Erano i primi mesi del 2011 quando iniziai a scrivere il saggio VIA ARCOBALENO, la strada per tornare a credere ( clicca per vederlo ) e cercavo di capire i motivi della sfiducia dei giovani nella politica e nelle istituzioni in generale ma soprattutto cercavo di trovare gli strumenti della speranza per tornare a credere.

Due anni dopo potrei riprendere il mio computer in mano ( mi piacerebbe dire carta e penna ) e probabilmente del mio pamphlet non cambierei nulla. La sfiducia, che prima forse si presentava al 98%, oggi ha raggiunto inequivocabilmente il 100% ( molti direbbero 101% per rendere ancora di più l'idea ).

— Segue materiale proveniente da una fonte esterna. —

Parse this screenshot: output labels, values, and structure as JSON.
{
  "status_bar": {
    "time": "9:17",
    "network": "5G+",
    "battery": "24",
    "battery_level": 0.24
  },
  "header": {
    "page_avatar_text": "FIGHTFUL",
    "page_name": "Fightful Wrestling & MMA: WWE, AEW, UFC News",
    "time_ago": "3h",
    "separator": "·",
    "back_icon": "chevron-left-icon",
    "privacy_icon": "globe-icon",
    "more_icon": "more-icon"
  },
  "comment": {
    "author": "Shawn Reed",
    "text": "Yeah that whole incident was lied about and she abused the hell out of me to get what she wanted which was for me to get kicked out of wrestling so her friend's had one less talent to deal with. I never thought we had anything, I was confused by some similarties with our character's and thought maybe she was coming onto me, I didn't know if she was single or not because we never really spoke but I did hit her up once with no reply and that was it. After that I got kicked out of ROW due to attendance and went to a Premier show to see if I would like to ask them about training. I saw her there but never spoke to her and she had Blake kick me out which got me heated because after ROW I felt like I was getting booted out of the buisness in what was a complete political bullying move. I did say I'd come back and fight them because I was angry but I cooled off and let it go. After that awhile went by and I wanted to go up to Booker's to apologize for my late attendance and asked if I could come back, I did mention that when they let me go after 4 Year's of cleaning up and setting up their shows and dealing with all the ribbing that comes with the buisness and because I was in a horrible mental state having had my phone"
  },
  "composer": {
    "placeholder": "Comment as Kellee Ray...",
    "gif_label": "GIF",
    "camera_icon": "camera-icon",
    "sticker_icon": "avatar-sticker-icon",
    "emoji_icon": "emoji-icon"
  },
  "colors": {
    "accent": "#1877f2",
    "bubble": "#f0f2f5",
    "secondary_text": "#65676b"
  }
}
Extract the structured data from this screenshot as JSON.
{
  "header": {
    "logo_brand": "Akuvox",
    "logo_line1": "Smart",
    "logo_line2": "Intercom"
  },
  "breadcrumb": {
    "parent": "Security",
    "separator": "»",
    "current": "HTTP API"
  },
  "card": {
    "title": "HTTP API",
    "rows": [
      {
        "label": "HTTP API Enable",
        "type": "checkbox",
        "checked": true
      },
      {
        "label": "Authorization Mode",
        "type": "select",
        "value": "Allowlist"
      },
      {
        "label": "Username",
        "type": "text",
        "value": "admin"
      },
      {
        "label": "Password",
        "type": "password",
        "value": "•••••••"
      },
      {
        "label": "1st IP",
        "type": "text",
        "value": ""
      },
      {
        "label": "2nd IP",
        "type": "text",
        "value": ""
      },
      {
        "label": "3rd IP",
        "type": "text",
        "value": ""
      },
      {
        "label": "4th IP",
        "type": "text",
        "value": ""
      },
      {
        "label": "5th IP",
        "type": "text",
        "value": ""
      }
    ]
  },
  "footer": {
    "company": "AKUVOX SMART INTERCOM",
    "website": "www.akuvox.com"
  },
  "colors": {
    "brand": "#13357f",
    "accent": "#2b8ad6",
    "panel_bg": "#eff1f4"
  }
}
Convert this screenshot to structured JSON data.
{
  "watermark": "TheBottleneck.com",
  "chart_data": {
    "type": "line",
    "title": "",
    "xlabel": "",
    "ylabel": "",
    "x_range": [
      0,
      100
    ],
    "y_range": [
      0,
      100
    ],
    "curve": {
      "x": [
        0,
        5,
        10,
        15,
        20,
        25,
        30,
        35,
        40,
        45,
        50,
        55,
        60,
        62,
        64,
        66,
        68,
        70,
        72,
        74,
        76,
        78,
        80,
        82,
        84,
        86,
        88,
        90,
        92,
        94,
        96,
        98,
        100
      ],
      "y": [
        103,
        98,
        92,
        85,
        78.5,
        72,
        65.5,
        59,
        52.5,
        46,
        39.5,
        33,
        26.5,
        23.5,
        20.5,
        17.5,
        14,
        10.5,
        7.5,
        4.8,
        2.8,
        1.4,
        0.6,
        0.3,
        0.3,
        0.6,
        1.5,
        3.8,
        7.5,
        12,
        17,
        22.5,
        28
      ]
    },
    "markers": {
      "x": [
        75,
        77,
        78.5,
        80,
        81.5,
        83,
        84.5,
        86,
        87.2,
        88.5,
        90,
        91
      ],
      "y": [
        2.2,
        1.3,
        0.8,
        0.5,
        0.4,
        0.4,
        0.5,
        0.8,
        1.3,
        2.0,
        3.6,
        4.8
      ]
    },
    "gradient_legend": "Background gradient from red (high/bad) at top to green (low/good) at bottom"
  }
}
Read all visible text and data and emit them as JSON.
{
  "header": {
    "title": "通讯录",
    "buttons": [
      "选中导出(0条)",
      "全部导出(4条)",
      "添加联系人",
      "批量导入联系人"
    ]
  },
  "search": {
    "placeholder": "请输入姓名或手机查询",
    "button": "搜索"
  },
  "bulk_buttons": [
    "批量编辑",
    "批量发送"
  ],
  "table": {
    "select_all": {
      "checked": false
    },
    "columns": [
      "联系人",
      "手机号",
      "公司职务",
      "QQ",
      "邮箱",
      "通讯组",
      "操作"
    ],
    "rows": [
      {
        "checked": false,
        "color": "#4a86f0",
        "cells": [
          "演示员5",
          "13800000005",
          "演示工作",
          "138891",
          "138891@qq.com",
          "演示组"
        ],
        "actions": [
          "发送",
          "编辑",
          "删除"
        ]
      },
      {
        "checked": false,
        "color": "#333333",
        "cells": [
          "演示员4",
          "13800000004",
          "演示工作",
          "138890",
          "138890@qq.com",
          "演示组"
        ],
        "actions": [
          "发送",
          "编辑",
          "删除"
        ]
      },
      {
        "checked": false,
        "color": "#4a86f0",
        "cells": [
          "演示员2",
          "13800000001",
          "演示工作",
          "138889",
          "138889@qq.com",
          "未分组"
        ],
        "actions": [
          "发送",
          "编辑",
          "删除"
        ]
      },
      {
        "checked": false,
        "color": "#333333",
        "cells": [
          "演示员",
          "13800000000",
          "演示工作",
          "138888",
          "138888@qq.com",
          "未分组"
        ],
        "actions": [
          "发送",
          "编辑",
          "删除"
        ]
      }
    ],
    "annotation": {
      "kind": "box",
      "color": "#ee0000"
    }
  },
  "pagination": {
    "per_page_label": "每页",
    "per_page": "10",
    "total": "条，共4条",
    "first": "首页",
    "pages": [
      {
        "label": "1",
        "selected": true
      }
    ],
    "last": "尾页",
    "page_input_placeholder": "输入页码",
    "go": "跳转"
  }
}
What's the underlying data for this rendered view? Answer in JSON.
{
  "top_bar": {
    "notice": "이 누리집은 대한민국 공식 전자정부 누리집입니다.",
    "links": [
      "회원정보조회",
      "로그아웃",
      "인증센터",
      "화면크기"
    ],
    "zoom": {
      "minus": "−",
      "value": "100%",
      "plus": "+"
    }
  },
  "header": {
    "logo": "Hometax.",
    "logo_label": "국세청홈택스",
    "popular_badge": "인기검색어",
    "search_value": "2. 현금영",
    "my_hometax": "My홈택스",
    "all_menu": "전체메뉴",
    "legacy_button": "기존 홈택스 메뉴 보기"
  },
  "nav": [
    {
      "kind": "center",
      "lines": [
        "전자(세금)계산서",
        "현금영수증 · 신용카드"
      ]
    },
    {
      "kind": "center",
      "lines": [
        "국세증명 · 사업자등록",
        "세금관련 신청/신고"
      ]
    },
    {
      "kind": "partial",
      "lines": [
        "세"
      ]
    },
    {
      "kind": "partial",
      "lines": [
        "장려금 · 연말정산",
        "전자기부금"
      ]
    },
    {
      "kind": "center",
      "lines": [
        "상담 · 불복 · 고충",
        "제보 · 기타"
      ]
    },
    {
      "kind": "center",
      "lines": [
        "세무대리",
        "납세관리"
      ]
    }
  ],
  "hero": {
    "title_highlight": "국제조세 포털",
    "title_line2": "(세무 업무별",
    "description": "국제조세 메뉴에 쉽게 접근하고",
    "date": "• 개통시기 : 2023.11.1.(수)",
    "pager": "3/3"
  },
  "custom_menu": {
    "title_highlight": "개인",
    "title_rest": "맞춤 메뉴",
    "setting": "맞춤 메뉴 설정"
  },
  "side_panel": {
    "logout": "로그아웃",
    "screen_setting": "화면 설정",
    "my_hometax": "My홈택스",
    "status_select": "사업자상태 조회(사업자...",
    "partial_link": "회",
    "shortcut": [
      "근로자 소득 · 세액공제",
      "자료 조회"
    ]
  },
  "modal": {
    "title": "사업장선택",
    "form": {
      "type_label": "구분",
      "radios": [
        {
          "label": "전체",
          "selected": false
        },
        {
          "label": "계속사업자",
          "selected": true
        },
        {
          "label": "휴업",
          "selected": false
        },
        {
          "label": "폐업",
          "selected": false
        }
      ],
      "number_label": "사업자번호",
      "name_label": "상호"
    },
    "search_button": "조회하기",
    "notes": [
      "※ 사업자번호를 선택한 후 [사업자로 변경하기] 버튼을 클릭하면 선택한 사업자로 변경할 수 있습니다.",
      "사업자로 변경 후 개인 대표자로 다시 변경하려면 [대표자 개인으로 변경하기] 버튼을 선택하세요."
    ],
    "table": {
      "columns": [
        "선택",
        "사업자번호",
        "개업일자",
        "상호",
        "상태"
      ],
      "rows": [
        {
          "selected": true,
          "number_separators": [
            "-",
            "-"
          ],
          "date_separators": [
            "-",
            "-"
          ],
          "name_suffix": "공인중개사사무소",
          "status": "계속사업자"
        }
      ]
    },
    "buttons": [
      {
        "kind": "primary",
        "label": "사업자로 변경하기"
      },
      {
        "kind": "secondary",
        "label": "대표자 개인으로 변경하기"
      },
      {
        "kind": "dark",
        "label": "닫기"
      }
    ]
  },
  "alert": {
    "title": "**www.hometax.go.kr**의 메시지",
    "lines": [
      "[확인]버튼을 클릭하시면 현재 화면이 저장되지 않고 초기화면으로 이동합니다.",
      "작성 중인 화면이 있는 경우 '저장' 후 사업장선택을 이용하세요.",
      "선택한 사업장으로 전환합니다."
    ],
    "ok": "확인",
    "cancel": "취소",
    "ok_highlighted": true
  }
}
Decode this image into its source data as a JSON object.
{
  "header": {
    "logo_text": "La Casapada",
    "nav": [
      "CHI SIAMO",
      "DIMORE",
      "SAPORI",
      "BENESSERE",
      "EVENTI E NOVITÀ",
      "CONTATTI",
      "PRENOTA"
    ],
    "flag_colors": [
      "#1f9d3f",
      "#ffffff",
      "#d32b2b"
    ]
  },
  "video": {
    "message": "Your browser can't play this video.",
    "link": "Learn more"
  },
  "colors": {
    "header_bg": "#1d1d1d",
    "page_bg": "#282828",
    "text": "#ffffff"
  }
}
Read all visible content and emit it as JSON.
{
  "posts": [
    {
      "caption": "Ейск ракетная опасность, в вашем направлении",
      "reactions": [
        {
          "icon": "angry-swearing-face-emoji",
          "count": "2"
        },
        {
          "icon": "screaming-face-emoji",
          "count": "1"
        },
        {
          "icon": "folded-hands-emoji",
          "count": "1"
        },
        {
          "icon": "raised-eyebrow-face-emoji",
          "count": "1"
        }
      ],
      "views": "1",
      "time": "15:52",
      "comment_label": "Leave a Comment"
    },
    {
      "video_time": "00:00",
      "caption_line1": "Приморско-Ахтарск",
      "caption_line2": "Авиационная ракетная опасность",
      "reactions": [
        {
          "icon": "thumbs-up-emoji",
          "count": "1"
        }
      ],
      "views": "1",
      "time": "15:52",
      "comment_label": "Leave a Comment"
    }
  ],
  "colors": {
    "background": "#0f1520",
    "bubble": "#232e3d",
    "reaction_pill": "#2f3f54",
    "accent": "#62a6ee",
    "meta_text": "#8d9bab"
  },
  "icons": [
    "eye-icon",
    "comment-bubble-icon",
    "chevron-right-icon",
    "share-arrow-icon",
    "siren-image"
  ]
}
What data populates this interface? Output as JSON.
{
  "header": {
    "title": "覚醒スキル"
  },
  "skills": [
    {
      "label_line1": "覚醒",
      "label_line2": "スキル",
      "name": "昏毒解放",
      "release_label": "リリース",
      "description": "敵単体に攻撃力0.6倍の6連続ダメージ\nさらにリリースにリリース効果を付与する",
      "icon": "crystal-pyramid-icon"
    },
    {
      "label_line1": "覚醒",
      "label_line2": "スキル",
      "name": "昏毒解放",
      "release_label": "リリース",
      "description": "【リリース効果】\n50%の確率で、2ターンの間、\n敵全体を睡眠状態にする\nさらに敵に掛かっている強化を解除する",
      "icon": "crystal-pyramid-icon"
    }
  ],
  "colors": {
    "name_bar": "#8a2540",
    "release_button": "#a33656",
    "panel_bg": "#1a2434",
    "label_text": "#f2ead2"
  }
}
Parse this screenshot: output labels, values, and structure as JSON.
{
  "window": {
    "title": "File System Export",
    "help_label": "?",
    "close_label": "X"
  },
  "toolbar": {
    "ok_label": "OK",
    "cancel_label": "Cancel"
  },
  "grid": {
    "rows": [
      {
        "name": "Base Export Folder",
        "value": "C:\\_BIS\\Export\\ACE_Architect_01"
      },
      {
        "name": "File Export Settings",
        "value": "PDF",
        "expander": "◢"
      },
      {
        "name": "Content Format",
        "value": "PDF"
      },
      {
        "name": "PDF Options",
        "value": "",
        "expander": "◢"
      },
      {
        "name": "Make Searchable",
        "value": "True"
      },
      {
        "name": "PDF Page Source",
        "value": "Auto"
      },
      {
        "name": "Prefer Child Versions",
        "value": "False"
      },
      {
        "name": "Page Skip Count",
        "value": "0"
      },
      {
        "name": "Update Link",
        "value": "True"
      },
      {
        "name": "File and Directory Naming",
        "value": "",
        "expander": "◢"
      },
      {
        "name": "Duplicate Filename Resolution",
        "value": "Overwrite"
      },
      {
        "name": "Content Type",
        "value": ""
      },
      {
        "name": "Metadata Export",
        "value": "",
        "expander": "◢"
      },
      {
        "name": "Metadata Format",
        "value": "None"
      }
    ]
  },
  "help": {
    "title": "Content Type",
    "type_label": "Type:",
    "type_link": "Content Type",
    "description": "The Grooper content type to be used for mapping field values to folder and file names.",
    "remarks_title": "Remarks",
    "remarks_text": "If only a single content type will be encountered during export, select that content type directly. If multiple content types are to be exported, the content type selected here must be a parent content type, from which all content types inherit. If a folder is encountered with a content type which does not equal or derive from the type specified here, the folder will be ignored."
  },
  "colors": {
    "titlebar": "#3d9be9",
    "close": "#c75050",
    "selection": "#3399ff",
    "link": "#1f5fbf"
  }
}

Ogni giorno su tv, giornali e social network si spendono fiumi di parole ( insulti ) indirizzati alla politica però a mio avviso c'è "una novità". Perché vedete amici, se è vero che in quest'ultimi anni la sfiducia ha colpito il palazzo e si è manifestata tutto sommato nelle urne, oggi è anche vero che non siamo nella stessa situazione. Adesso al cittadino, cassaintegrato, licenziato e lasciato solo dallo Stato, non basta più sfogarsi davanti alla tv insieme alla famiglia durante la cena, non gli basta più la battuta sul tram con i colleghi mentre si torna a casa e non gli basta più nemmeno il link che deride il politico su Facebook o che inveisce contro la casta. Adesso il cittadino è davvero incazzato. Adesso il cittadino ( magari anche galvanizzato ) cerca il contatto diretto e scende in piazza. E' un cittadino che si muove in città portando una maschera di pazienza per celare la rabbia famelica di sbranarsi un politico per strada.

Dietro ogni persona esiste spesso un'aggravante: pensiamo ad un divorzio, la perdita di un parente, un litigio con la fidanzata, un mutuo che ti strangola: tutto questo, in una giornata qualsiasi può trasformarsi in tragedia se lo sommiamo all'assenza di un lavoro e alla scintilla che può scattare nella testa di una persona che poi tv e giornali definiranno "normale".
Perché un social network, un bel film al cinema o una bella partita di calcio può tenere a bada i cittadini fino ad un certo punto: si è vero, sono un buon metodo di distrazione di massa ma alla fine anche il più ottuso arriverà al punto di non ritorno e passerà dagli insulti ai fatti.

La gente allora tira fuori le palle, questa volta però le palle sono piene e questa gente fa paura.